Dozens of Tunisians protested on Sunday to demand the right to eat and drink in public during the Muslim fasting month of Ramadan and to protest against non-fasters being arrested.
There is no law against eating or drinking in public during Ramadan, but every year the issue comes to the fore in the North African country.
Tunisia’s constitution guarantees “freedom of belief and conscience”, but the state is also the “guardian of religion”.
Following a call by the “Mouch Bessif” (Arabic for ‘Not against our will’) group, protesters in central Tunis shouted that ‘Individual freedom is guaranteed by the constitution!’
One man openly smoking a cigarette – this is also deemed unacceptable during Ramadan daylight hours – held a placard in French that asked: ‘Why does it bother you if you fast and I eat?’
Demonstrators also protested against the arrest of people who were not fasting.
At the beginning of June, four men were sentenced to a month in jail for ‘public indecency’ after eating outside during daylight.

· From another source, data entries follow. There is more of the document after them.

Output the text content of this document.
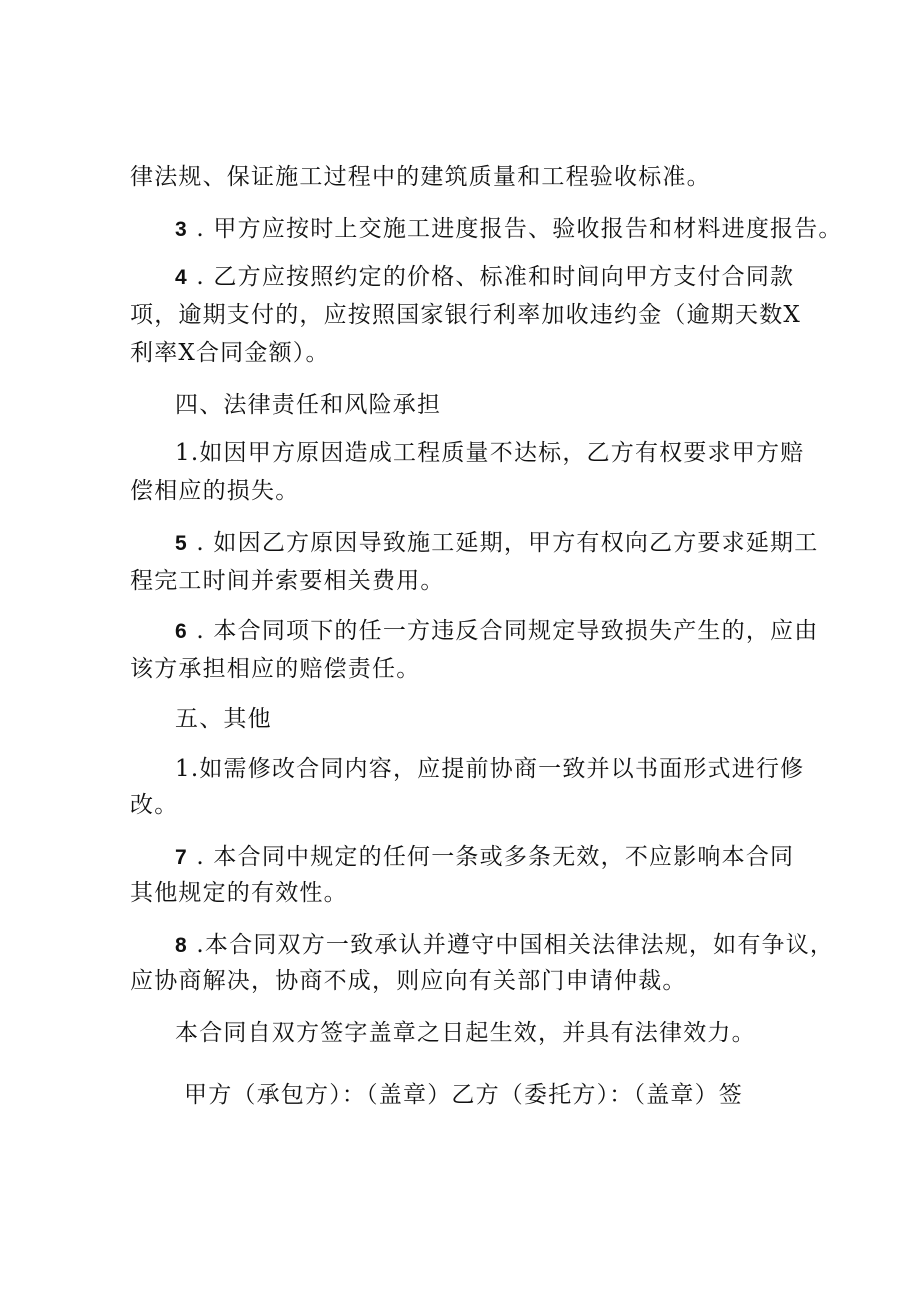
律法规、保证施工过程中的建筑质量和工程验收标准。
3 . 甲方应按时上交施工进度报告、验收报告和材料进度报告。
4 . 乙方应按照约定的价格、标准和时间向甲方支付合同款
项，逾期支付的，应按照国家银行利率加收违约金（逾期天数X
利率X合同金额）。
四、法律责任和风险承担
1.如因甲方原因造成工程质量不达标，乙方有权要求甲方赔
偿相应的损失。
5 . 如因乙方原因导致施工延期，甲方有权向乙方要求延期工
程完工时间并索要相关费用。
6 . 本合同项下的任一方违反合同规定导致损失产生的，应由
该方承担相应的赔偿责任。
五、其他
1.如需修改合同内容，应提前协商一致并以书面形式进行修
改。
7 . 本合同中规定的任何一条或多条无效，不应影响本合同
其他规定的有效性。
8 .本合同双方一致承认并遵守中国相关法律法规，如有争议，
应协商解决，协商不成，则应向有关部门申请仲裁。
本合同自双方签字盖章之日起生效，并具有法律效力。
甲方（承包方）：（盖章）乙方（委托方）：（盖章）签
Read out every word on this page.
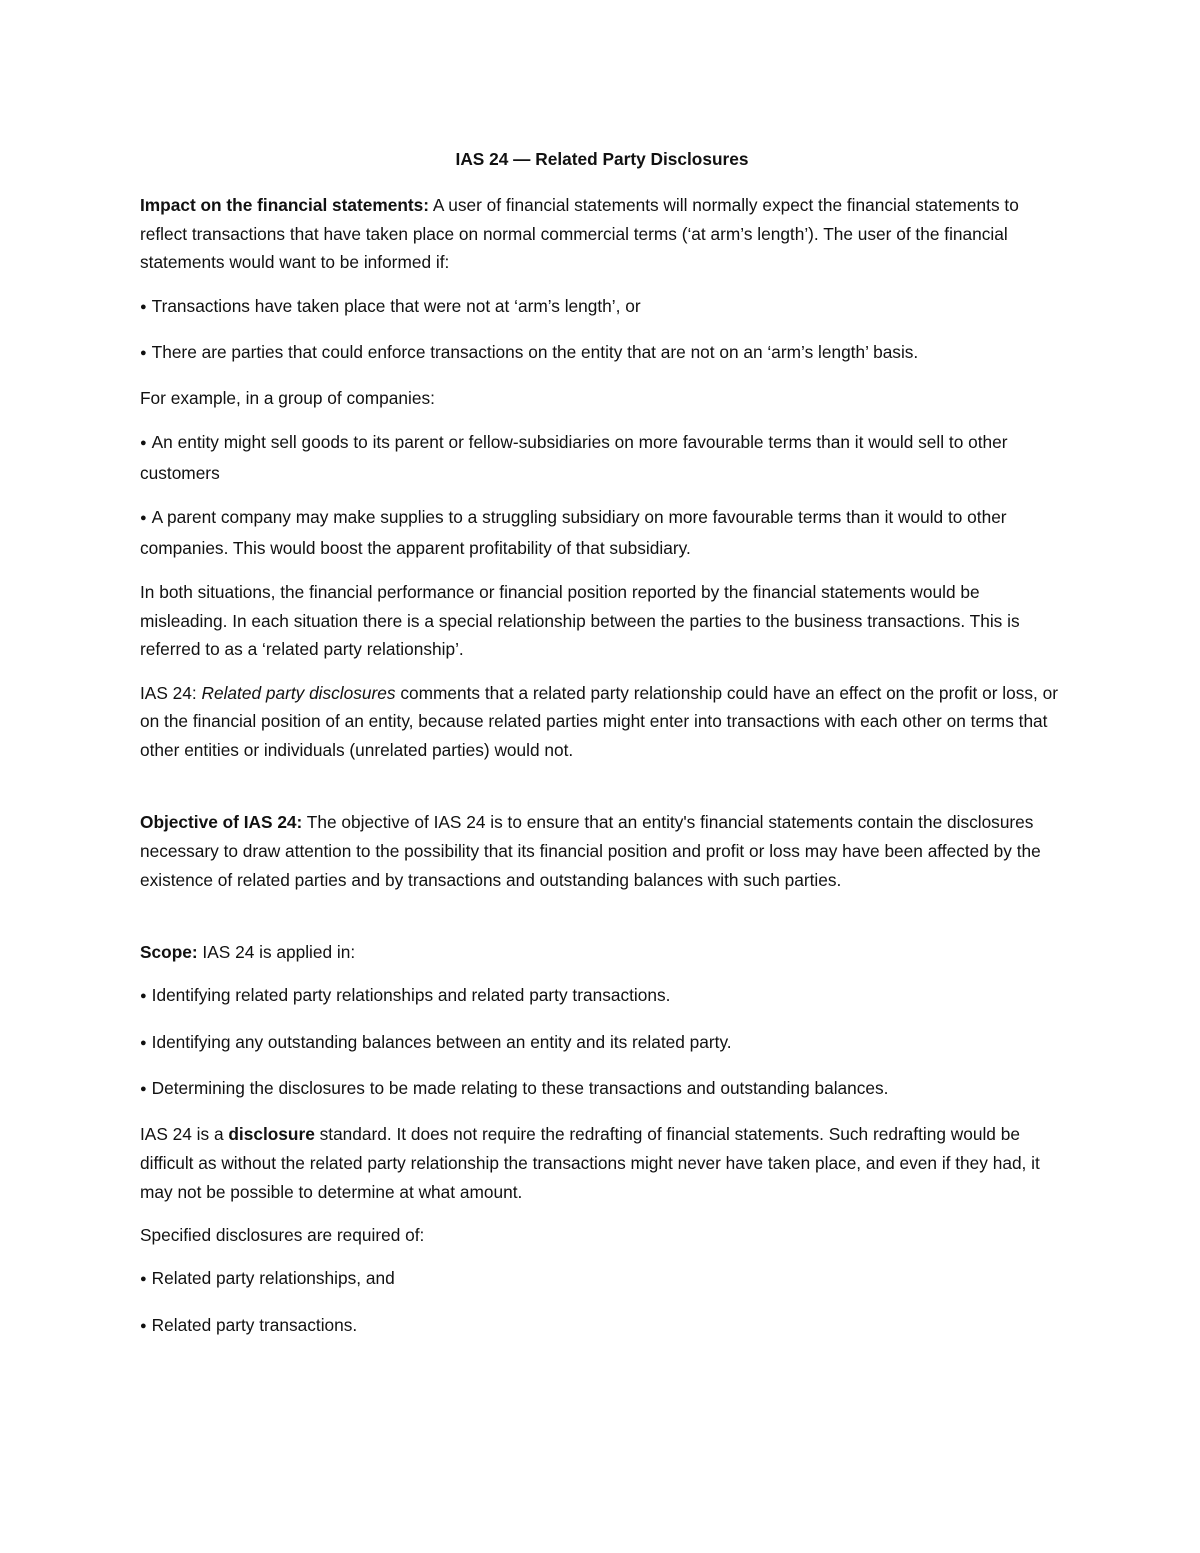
IAS 24 — Related Party Disclosures

Impact on the financial statements: A user of financial statements will normally expect the financial statements to reflect transactions that have taken place on normal commercial terms (‘at arm’s length’). The user of the financial statements would want to be informed if:

● Transactions have taken place that were not at ‘arm’s length’, or

● There are parties that could enforce transactions on the entity that are not on an ‘arm’s length’ basis.

For example, in a group of companies:

● An entity might sell goods to its parent or fellow-subsidiaries on more favourable terms than it would sell to other customers

● A parent company may make supplies to a struggling subsidiary on more favourable terms than it would to other companies. This would boost the apparent profitability of that subsidiary.

In both situations, the financial performance or financial position reported by the financial statements would be misleading. In each situation there is a special relationship between the parties to the business transactions. This is referred to as a ‘related party relationship’.

IAS 24: Related party disclosures comments that a related party relationship could have an effect on the profit or loss, or on the financial position of an entity, because related parties might enter into transactions with each other on terms that other entities or individuals (unrelated parties) would not.

Objective of IAS 24: The objective of IAS 24 is to ensure that an entity's financial statements contain the disclosures necessary to draw attention to the possibility that its financial position and profit or loss may have been affected by the existence of related parties and by transactions and outstanding balances with such parties.

Scope: IAS 24 is applied in:

● Identifying related party relationships and related party transactions.

● Identifying any outstanding balances between an entity and its related party.

● Determining the disclosures to be made relating to these transactions and outstanding balances.

IAS 24 is a disclosure standard. It does not require the redrafting of financial statements. Such redrafting would be difficult as without the related party relationship the transactions might never have taken place, and even if they had, it may not be possible to determine at what amount.

Specified disclosures are required of:

● Related party relationships, and

● Related party transactions.
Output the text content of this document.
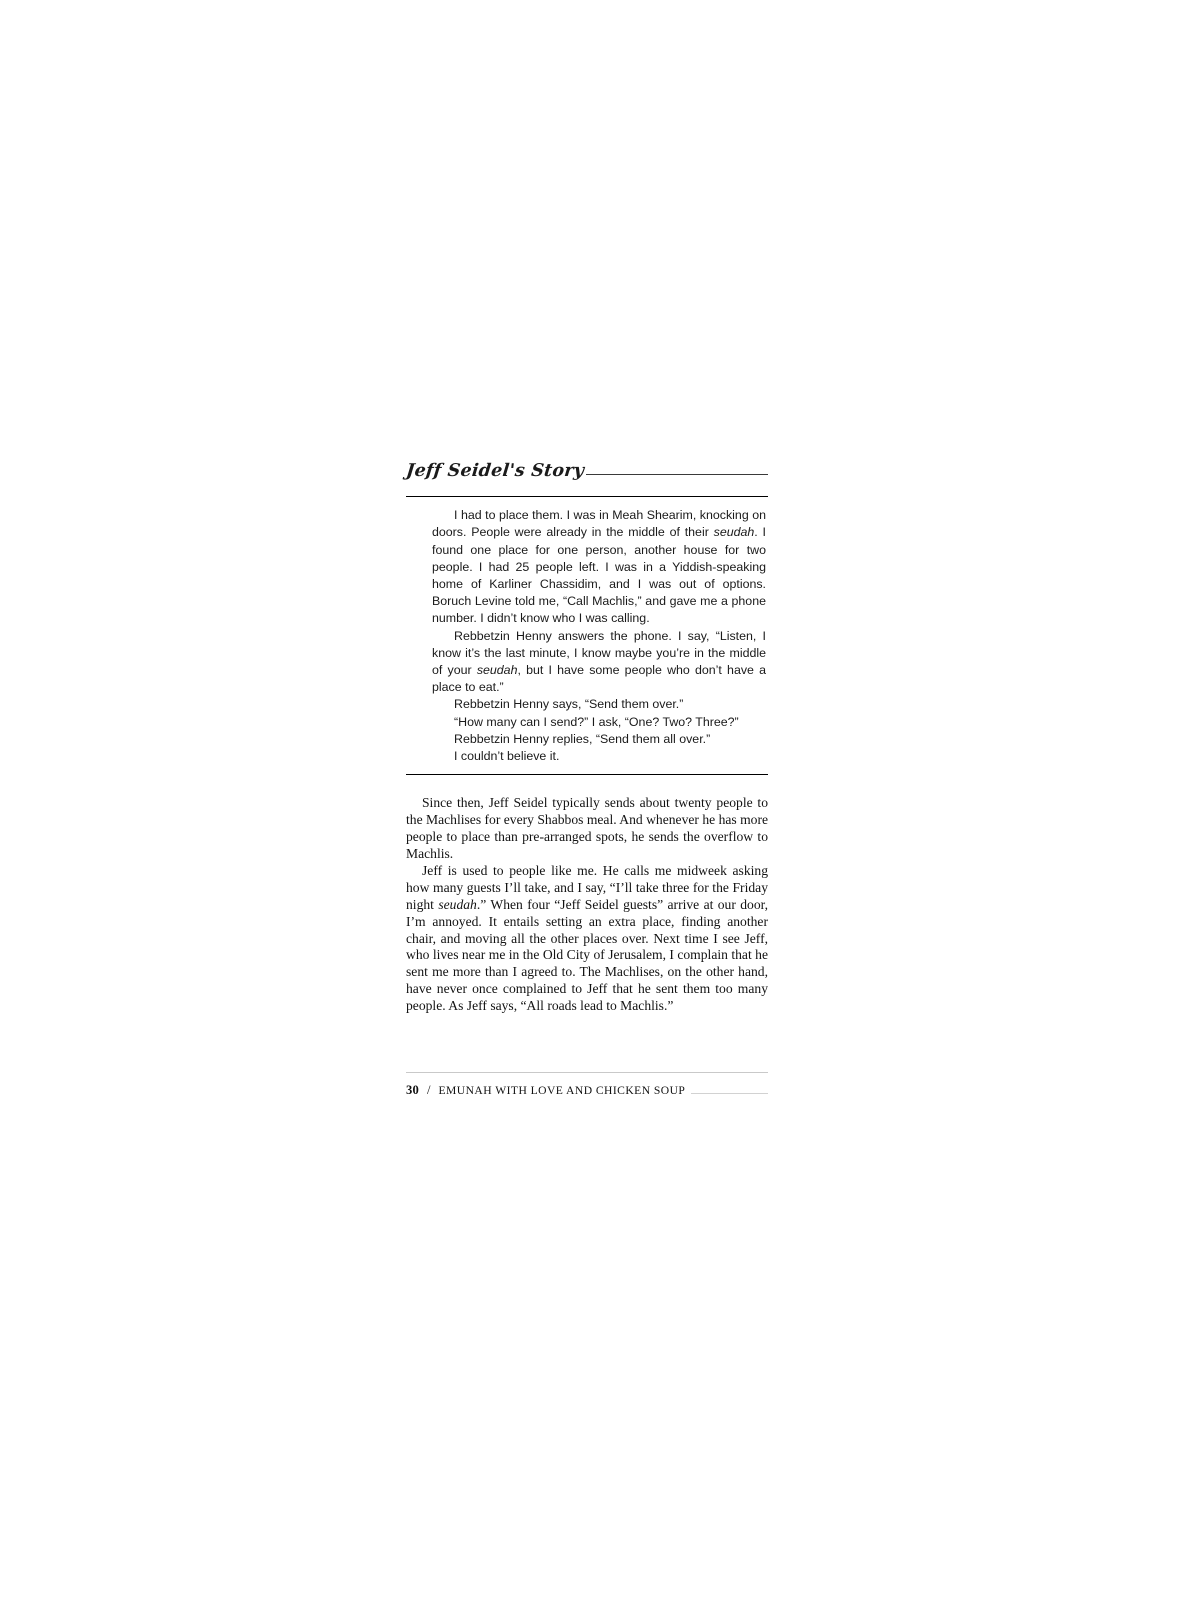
Jeff Seidel's Story

I had to place them. I was in Meah Shearim, knocking on doors. People were already in the middle of their seudah. I found one place for one person, another house for two people. I had 25 people left. I was in a Yiddish-speaking home of Karliner Chassidim, and I was out of options. Boruch Levine told me, “Call Machlis,” and gave me a phone number. I didn’t know who I was calling.

Rebbetzin Henny answers the phone. I say, “Listen, I know it’s the last minute, I know maybe you’re in the middle of your seudah, but I have some people who don’t have a place to eat.”

Rebbetzin Henny says, “Send them over.”

“How many can I send?” I ask, “One? Two? Three?”

Rebbetzin Henny replies, “Send them all over.”

I couldn’t believe it.

Since then, Jeff Seidel typically sends about twenty people to the Machlises for every Shabbos meal. And whenever he has more people to place than pre-arranged spots, he sends the overflow to Machlis.

Jeff is used to people like me. He calls me midweek asking how many guests I’ll take, and I say, “I’ll take three for the Friday night seudah.” When four “Jeff Seidel guests” arrive at our door, I’m annoyed. It entails setting an extra place, finding another chair, and moving all the other places over. Next time I see Jeff, who lives near me in the Old City of Jerusalem, I complain that he sent me more than I agreed to. The Machlises, on the other hand, have never once complained to Jeff that he sent them too many people. As Jeff says, “All roads lead to Machlis.”

30 / EMUNAH WITH LOVE AND CHICKEN SOUP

“We are protesting about lawsuits against non-fasters… Whoever wants to fast can fast, but whoever doesn’t want to shouldn’t have to,” demonstrator Karim Chair told AFP.
Most cafes and restaurants in Tunisia close during the day in Ramadan, and those that open do so discreetly.
As this year’s fasting month began, a media-oriented preacher went round cafes open during the day to record footage of clients and shame them in a move that was heavily criticised on social networks.